This story was originally published by ProPublica.
This fall’s elections are the latest chapter in the slow-motion collapse of the U.S. Postal Service, one of America’s most venerated institutions. As November approaches, members of Congress and state election officials have grown increasingly concerned that the USPS will fail at a critical moment: a closely contested vote that will involve a record number of people casting a ballot by mail.

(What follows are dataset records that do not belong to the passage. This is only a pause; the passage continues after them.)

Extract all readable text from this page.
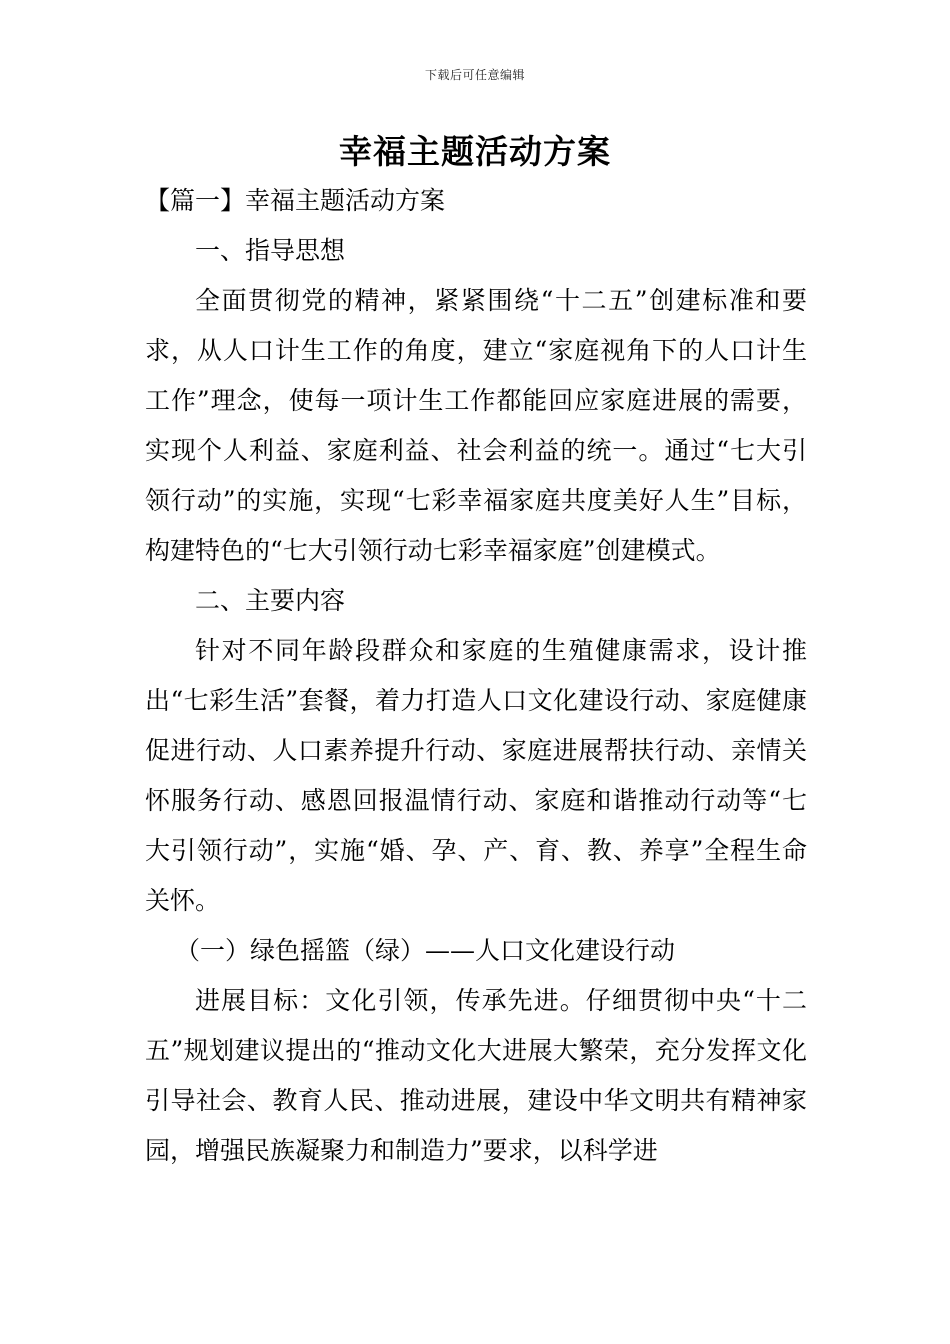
下载后可任意编辑
幸福主题活动方案

【篇一】幸福主题活动方案

一、指导思想

全面贯彻党的精神，紧紧围绕“十二五”创建标准和要求，从人口计生工作的角度，建立“家庭视角下的人口计生工作”理念，使每一项计生工作都能回应家庭进展的需要，实现个人利益、家庭利益、社会利益的统一。通过“七大引领行动”的实施，实现“七彩幸福家庭共度美好人生”目标，构建特色的“七大引领行动七彩幸福家庭”创建模式。

二、主要内容

针对不同年龄段群众和家庭的生殖健康需求，设计推出“七彩生活”套餐，着力打造人口文化建设行动、家庭健康促进行动、人口素养提升行动、家庭进展帮扶行动、亲情关怀服务行动、感恩回报温情行动、家庭和谐推动行动等“七大引领行动”，实施“婚、孕、产、育、教、养享”全程生命关怀。

（一）绿色摇篮（绿）——人口文化建设行动

进展目标：文化引领，传承先进。仔细贯彻中央“十二五”规划建议提出的“推动文化大进展大繁荣，充分发挥文化引导社会、教育人民、推动进展，建设中华文明共有精神家园，增强民族凝聚力和制造力”要求，以科学进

That worry was fueled by President Donald Trump’s unfounded allegation that voting by mail leads to massive fraud and by reports from Postal Service employees that key equipment was being removed and overtime was being slashed. The newly appointed postmaster general, Louis DeJoy, responded to what he termed “areas of concern” by announcing that he would approve overtime “as needed” and delay the removal of mail sorting machines until after the election. But the problems at the Postal Service go well beyond those issues and predate DeJoy. Earlier this month, the USPS warned state election officials that it might not be able to meet deadlines for delivering ballots for the November elections.
With DeJoy scheduled to testify before an emergency session of Congress on Friday, here’s a guide to help you understand the issues and what remedies lawmakers could provide.
What’s going on at the Postal Service under DeJoy? Is mail being slowed intentionally?
There are at least three possible reasons for the unusual recent delays in mail delivery.
The first is both the most obvious and the most tragic: More than 8,000 postal workers have tested positive for the novel coronavirus, according to USPS’ official count. The U.S. Occupational Safety and Health Administration has addressed more than 200 complaints against the USPS alleging insufficient COVID-19 protections, and the toll on workers could be slowing down the overall mail operation.
The second is that staff cost-cutting plans were implemented by DeJoy. One way that the USPS deals with variations in demand is by spending more on staffing, including overtime. For example, during the holiday season there is greater demand for mail, which translates into increased overtime spending. When the USPS reduces this spending, performance can suffer.
In July, the Postal Service told staff that in an effort to cut costs, it would no longer be making late or extra delivery trips from processing and distribution centers. The USPS also began eliminating overtime hours put in by workers. Because of the staff shortage caused by the pandemic, postal workers were using more overtime than usual, making the cuts especially severe.